The Indiana Chamber of Commerce released a report Friday that claims the state will face serious challenges when it comes to water resources in the next 20 years if it doesn’t start correcting issues now.
The Chamber’s report divides the state into three regions.
Northern Indiana’s resources are strong, though it faces a growing need for irrigation.
Central Indiana’s water supplies are diverse, but will encounter higher demand because of population growth.
And, Southern Indiana’s water sources are too spread out, leaving many parts of the region limited.
Geoscientest Jack Wittman, who led the Chamber study, says as the state tackles the issue, its problem is not the amount of water Indiana has.
“We have the Ohio River, the Wabash River and we have these thick aquifers,” Wittman says. “What we don’t have is data about what’s in the resources, what’s in the buckets that we have and we don’t have a system for managing that supply.”

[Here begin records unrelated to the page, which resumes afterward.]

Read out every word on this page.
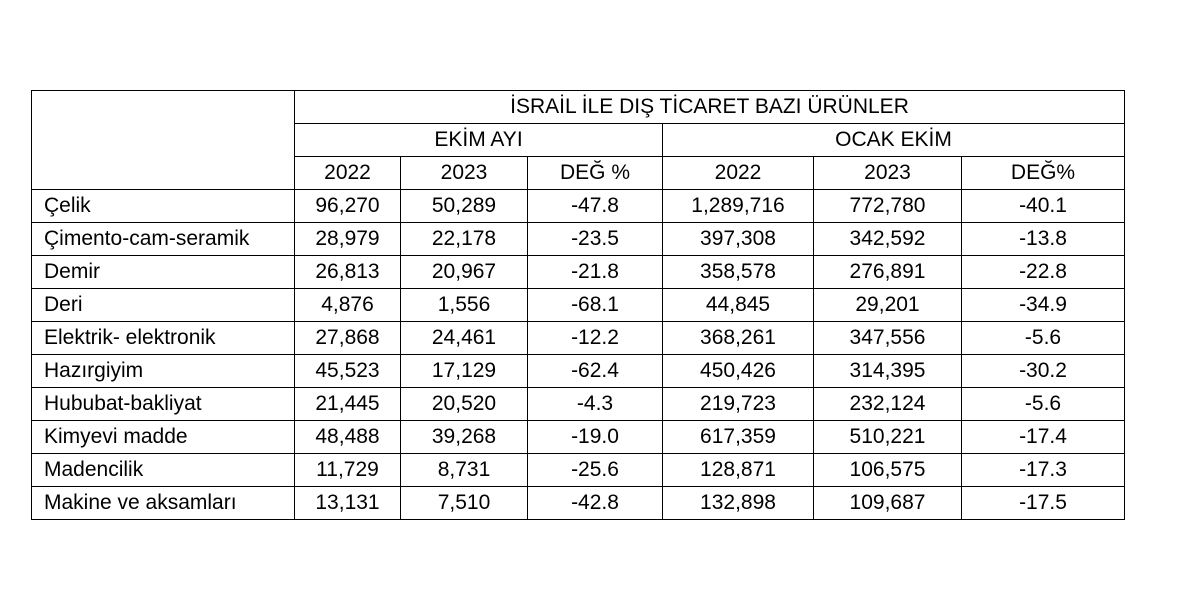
	İSRAİL İLE DIŞ TİCARET BAZI ÜRÜNLER					
	EKİM AYI			OCAK EKİM		
	2022	2023	DEĞ %	2022	2023	DEĞ%
Çelik	96,270	50,289	-47.8	1,289,716	772,780	-40.1
Çimento-cam-seramik	28,979	22,178	-23.5	397,308	342,592	-13.8
Demir	26,813	20,967	-21.8	358,578	276,891	-22.8
Deri	4,876	1,556	-68.1	44,845	29,201	-34.9
Elektrik- elektronik	27,868	24,461	-12.2	368,261	347,556	-5.6
Hazırgiyim	45,523	17,129	-62.4	450,426	314,395	-30.2
Hububat-bakliyat	21,445	20,520	-4.3	219,723	232,124	-5.6
Kimyevi madde	48,488	39,268	-19.0	617,359	510,221	-17.4
Madencilik	11,729	8,731	-25.6	128,871	106,575	-17.3
Makine ve aksamları	13,131	7,510	-42.8	132,898	109,687	-17.5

Wittman notes the state has only 30 monitoring wells, which he calls embarrassing. He says the first step is gathering data about exactly how much water the state has.

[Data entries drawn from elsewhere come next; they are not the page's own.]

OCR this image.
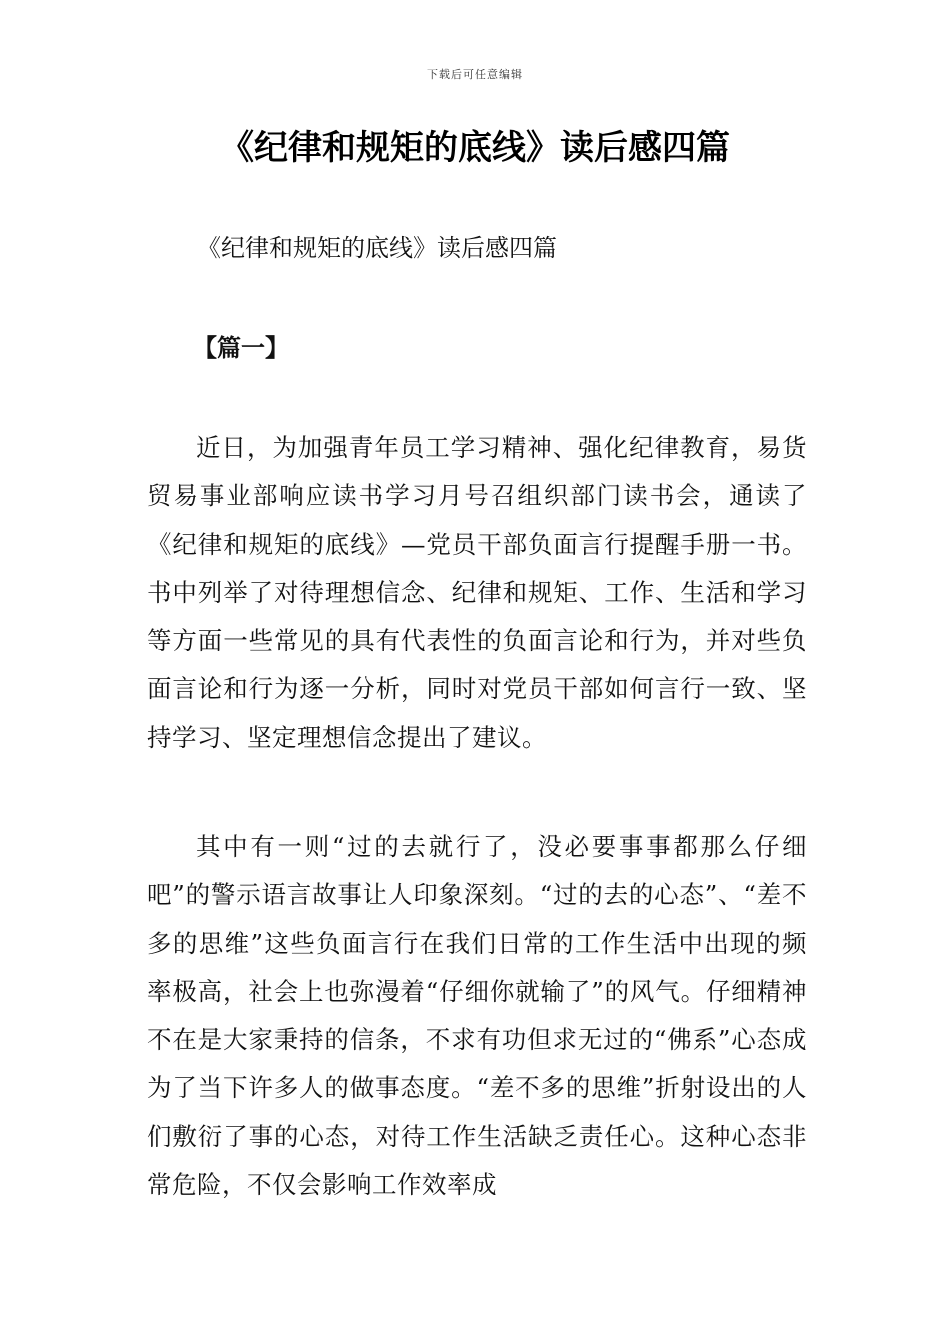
下载后可任意编辑
《纪律和规矩的底线》读后感四篇

《纪律和规矩的底线》读后感四篇

【篇一】

近日，为加强青年员工学习精神、强化纪律教育，易货贸易事业部响应读书学习月号召组织部门读书会，通读了《纪律和规矩的底线》—党员干部负面言行提醒手册一书。书中列举了对待理想信念、纪律和规矩、工作、生活和学习等方面一些常见的具有代表性的负面言论和行为，并对些负面言论和行为逐一分析，同时对党员干部如何言行一致、坚持学习、坚定理想信念提出了建议。

其中有一则“过的去就行了，没必要事事都那么仔细吧”的警示语言故事让人印象深刻。“过的去的心态”、“差不多的思维”这些负面言行在我们日常的工作生活中出现的频率极高，社会上也弥漫着“仔细你就输了”的风气。仔细精神不在是大家秉持的信条，不求有功但求无过的“佛系”心态成为了当下许多人的做事态度。“差不多的思维”折射设出的人们敷衍了事的心态，对待工作生活缺乏责任心。这种心态非常危险，不仅会影响工作效率成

Chamber CEO Kevin Brinegar says cooperation and coordination between the state’s nearly 1,000 water utilities is key.
“The study suggests that the governance structure we have over water resources in Indiana today doesn’t necessarily do a good job of facilitating that,” he says.
Brinegar says beginning to gather the necessary data and further study the issue – which includes a need for funding – will be a priority the Chamber pushes in the next legislative session.